Just having to hook your bra on the tightest set of hooks, is no guarantee that you've lost weight. As a matter of fact, in my case, it's more likely that the poor elastic is so strained it is slowly losing the fight to keep the girls hitched up (or the bra is officially old, which could be true in this instance too).
When all of your chin hairs grow in at the same pace, you can double as your spouse with a five o'clock shadow, even if it is only 9am. This is not what I envisioned whenever I hear that spouses start to resemble each other after years together.
The scale number can be the same as it has been for months (weight loss plateau my big fat behind, it's becoming the Great Plains) and your pants can be tighter than they were. I knew those brownies were going to go to my arse but this is ridiculous!

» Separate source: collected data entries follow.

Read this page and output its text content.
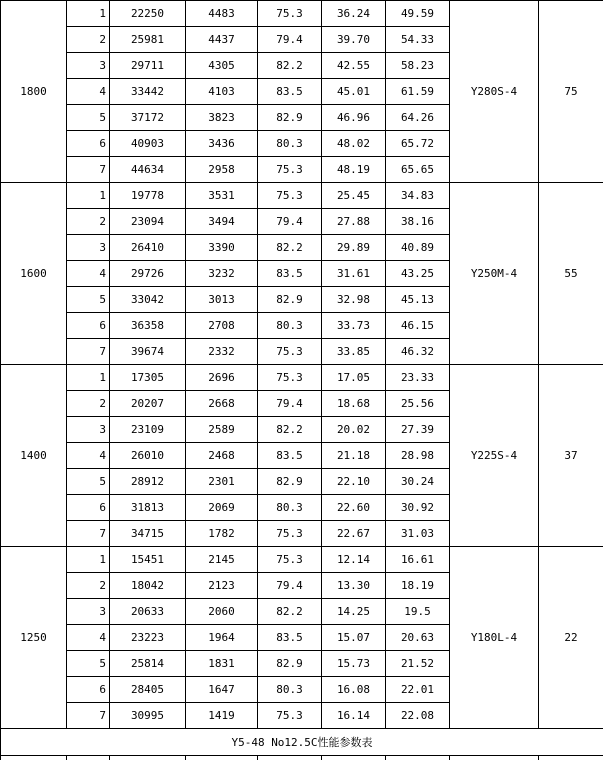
1800	1	22250	4483	75.3	36.24	49.59	Y280S-4	75
	2	25981	4437	79.4	39.70	54.33		
	3	29711	4305	82.2	42.55	58.23		
	4	33442	4103	83.5	45.01	61.59		
	5	37172	3823	82.9	46.96	64.26		
	6	40903	3436	80.3	48.02	65.72		
	7	44634	2958	75.3	48.19	65.65		
1600	1	19778	3531	75.3	25.45	34.83	Y250M-4	55
	2	23094	3494	79.4	27.88	38.16		
	3	26410	3390	82.2	29.89	40.89		
	4	29726	3232	83.5	31.61	43.25		
	5	33042	3013	82.9	32.98	45.13		
	6	36358	2708	80.3	33.73	46.15		
	7	39674	2332	75.3	33.85	46.32		
1400	1	17305	2696	75.3	17.05	23.33	Y225S-4	37
	2	20207	2668	79.4	18.68	25.56		
	3	23109	2589	82.2	20.02	27.39		
	4	26010	2468	83.5	21.18	28.98		
	5	28912	2301	82.9	22.10	30.24		
	6	31813	2069	80.3	22.60	30.92		
	7	34715	1782	75.3	22.67	31.03		
1250	1	15451	2145	75.3	12.14	16.61	Y180L-4	22
	2	18042	2123	79.4	13.30	18.19		
	3	20633	2060	82.2	14.25	19.5		
	4	23223	1964	83.5	15.07	20.63		
	5	25814	1831	82.9	15.73	21.52		
	6	28405	1647	80.3	16.08	22.01		
	7	30995	1419	75.3	16.14	22.08		
Y5-48 No12.5C性能参数表								
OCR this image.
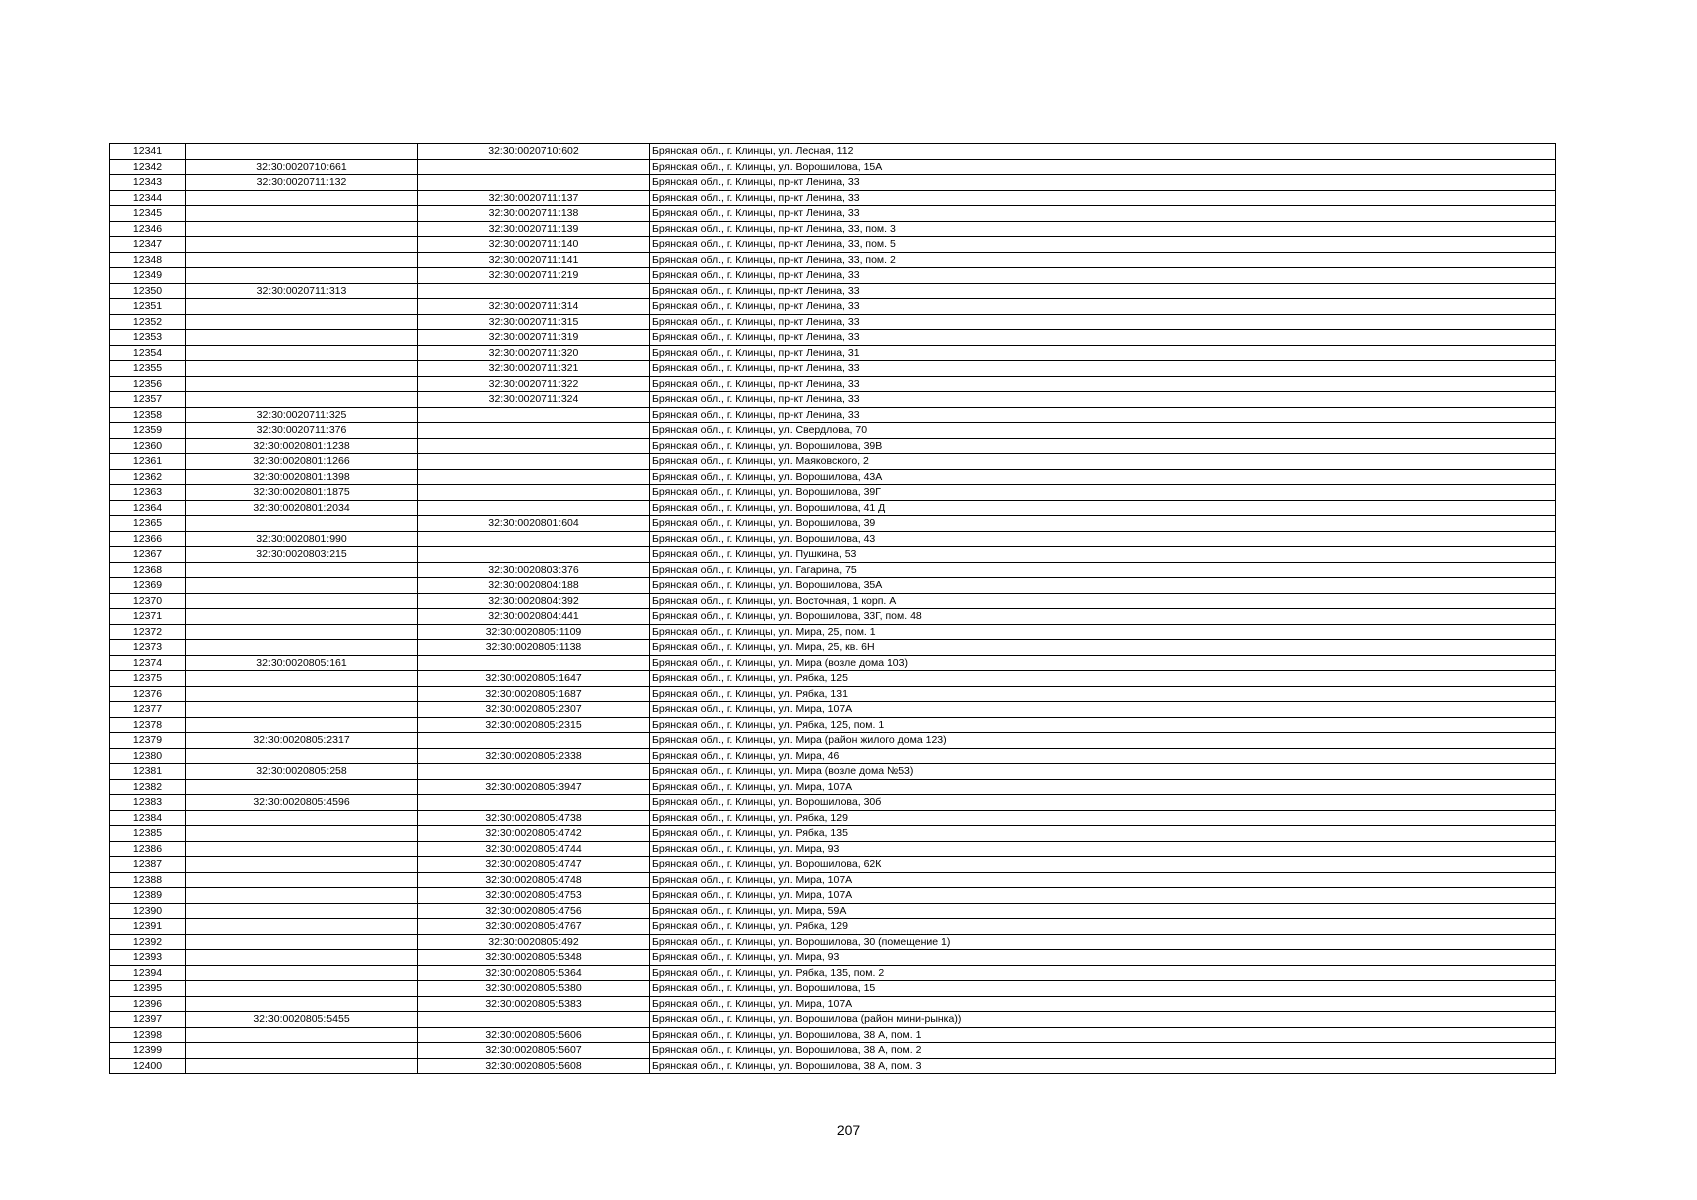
12341		32:30:0020710:602	Брянская обл., г. Клинцы, ул. Лесная, 112
12342	32:30:0020710:661		Брянская обл., г. Клинцы, ул. Ворошилова, 15А
12343	32:30:0020711:132		Брянская обл., г. Клинцы, пр-кт Ленина, 33
12344		32:30:0020711:137	Брянская обл., г. Клинцы, пр-кт Ленина, 33
12345		32:30:0020711:138	Брянская обл., г. Клинцы, пр-кт Ленина, 33
12346		32:30:0020711:139	Брянская обл., г. Клинцы, пр-кт Ленина, 33, пом. 3
12347		32:30:0020711:140	Брянская обл., г. Клинцы, пр-кт Ленина, 33, пом. 5
12348		32:30:0020711:141	Брянская обл., г. Клинцы, пр-кт Ленина, 33, пом. 2
12349		32:30:0020711:219	Брянская обл., г. Клинцы, пр-кт Ленина, 33
12350	32:30:0020711:313		Брянская обл., г. Клинцы, пр-кт Ленина, 33
12351		32:30:0020711:314	Брянская обл., г. Клинцы, пр-кт Ленина, 33
12352		32:30:0020711:315	Брянская обл., г. Клинцы, пр-кт Ленина, 33
12353		32:30:0020711:319	Брянская обл., г. Клинцы, пр-кт Ленина, 33
12354		32:30:0020711:320	Брянская обл., г. Клинцы, пр-кт Ленина, 31
12355		32:30:0020711:321	Брянская обл., г. Клинцы, пр-кт Ленина, 33
12356		32:30:0020711:322	Брянская обл., г. Клинцы, пр-кт Ленина, 33
12357		32:30:0020711:324	Брянская обл., г. Клинцы, пр-кт Ленина, 33
12358	32:30:0020711:325		Брянская обл., г. Клинцы, пр-кт Ленина, 33
12359	32:30:0020711:376		Брянская обл., г. Клинцы, ул. Свердлова, 70
12360	32:30:0020801:1238		Брянская обл., г. Клинцы, ул. Ворошилова, 39В
12361	32:30:0020801:1266		Брянская обл., г. Клинцы, ул. Маяковского, 2
12362	32:30:0020801:1398		Брянская обл., г. Клинцы, ул. Ворошилова, 43А
12363	32:30:0020801:1875		Брянская обл., г. Клинцы, ул. Ворошилова, 39Г
12364	32:30:0020801:2034		Брянская обл., г. Клинцы, ул. Ворошилова, 41 Д
12365		32:30:0020801:604	Брянская обл., г. Клинцы, ул. Ворошилова, 39
12366	32:30:0020801:990		Брянская обл., г. Клинцы, ул. Ворошилова, 43
12367	32:30:0020803:215		Брянская обл., г. Клинцы, ул. Пушкина, 53
12368		32:30:0020803:376	Брянская обл., г. Клинцы, ул. Гагарина, 75
12369		32:30:0020804:188	Брянская обл., г. Клинцы, ул. Ворошилова, 35А
12370		32:30:0020804:392	Брянская обл., г. Клинцы, ул. Восточная, 1 корп. А
12371		32:30:0020804:441	Брянская обл., г. Клинцы, ул. Ворошилова, 33Г, пом. 48
12372		32:30:0020805:1109	Брянская обл., г. Клинцы, ул. Мира, 25, пом. 1
12373		32:30:0020805:1138	Брянская обл., г. Клинцы, ул. Мира, 25, кв. 6Н
12374	32:30:0020805:161		Брянская обл., г. Клинцы, ул. Мира (возле дома 103)
12375		32:30:0020805:1647	Брянская обл., г. Клинцы, ул. Рябка, 125
12376		32:30:0020805:1687	Брянская обл., г. Клинцы, ул. Рябка, 131
12377		32:30:0020805:2307	Брянская обл., г. Клинцы, ул. Мира, 107А
12378		32:30:0020805:2315	Брянская обл., г. Клинцы, ул. Рябка, 125, пом. 1
12379	32:30:0020805:2317		Брянская обл., г. Клинцы, ул. Мира (район жилого дома 123)
12380		32:30:0020805:2338	Брянская обл., г. Клинцы, ул. Мира, 46
12381	32:30:0020805:258		Брянская обл., г. Клинцы, ул. Мира (возле дома №53)
12382		32:30:0020805:3947	Брянская обл., г. Клинцы, ул. Мира, 107А
12383	32:30:0020805:4596		Брянская обл., г. Клинцы, ул. Ворошилова, 30б
12384		32:30:0020805:4738	Брянская обл., г. Клинцы, ул. Рябка, 129
12385		32:30:0020805:4742	Брянская обл., г. Клинцы, ул. Рябка, 135
12386		32:30:0020805:4744	Брянская обл., г. Клинцы, ул. Мира, 93
12387		32:30:0020805:4747	Брянская обл., г. Клинцы, ул. Ворошилова, 62К
12388		32:30:0020805:4748	Брянская обл., г. Клинцы, ул. Мира, 107А
12389		32:30:0020805:4753	Брянская обл., г. Клинцы, ул. Мира, 107А
12390		32:30:0020805:4756	Брянская обл., г. Клинцы, ул. Мира, 59А
12391		32:30:0020805:4767	Брянская обл., г. Клинцы, ул. Рябка, 129
12392		32:30:0020805:492	Брянская обл., г. Клинцы, ул. Ворошилова, 30 (помещение 1)
12393		32:30:0020805:5348	Брянская обл., г. Клинцы, ул. Мира, 93
12394		32:30:0020805:5364	Брянская обл., г. Клинцы, ул. Рябка, 135, пом. 2
12395		32:30:0020805:5380	Брянская обл., г. Клинцы, ул. Ворошилова, 15
12396		32:30:0020805:5383	Брянская обл., г. Клинцы, ул. Мира, 107А
12397	32:30:0020805:5455		Брянская обл., г. Клинцы, ул. Ворошилова (район мини-рынка))
12398		32:30:0020805:5606	Брянская обл., г. Клинцы, ул. Ворошилова, 38 А, пом. 1
12399		32:30:0020805:5607	Брянская обл., г. Клинцы, ул. Ворошилова, 38 А, пом. 2
12400		32:30:0020805:5608	Брянская обл., г. Клинцы, ул. Ворошилова, 38 А, пом. 3
207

When it is beyond humid outside and you go for a run (see item #1 for reason why), you don't need to worry about chub rub because your upper thighs will glue themselves together with sweat and not come unstuck enough to rub.
Layers in your hair mean you really do need to attempt to style your hair. Either that or spend a lot of time in the pool under water. This works best when the pool doesn't feel like warm bathwater thanks to ridiculously high temps.
The car's air conditioner will only give up the ghost on the hottest day of the summer thus far and only when you are faced with a very long drive in less than a week. Anyone else think D. is going to be suspicious if I tell him the a/c is out in the car after it went out in the house too? I promise neither the HVAC guy or the mechanic were good looking enough to warrant another call and additional hours in their company!
Printing luscious looking dessert recipes from the internet is nearly as satisfying as eating them and more satisfying than taking the time to make them. Truly, it's a diet revolution. And I apologize in advance to all the trees giving up their lives so I can drool over my stacks of personally selected food porn.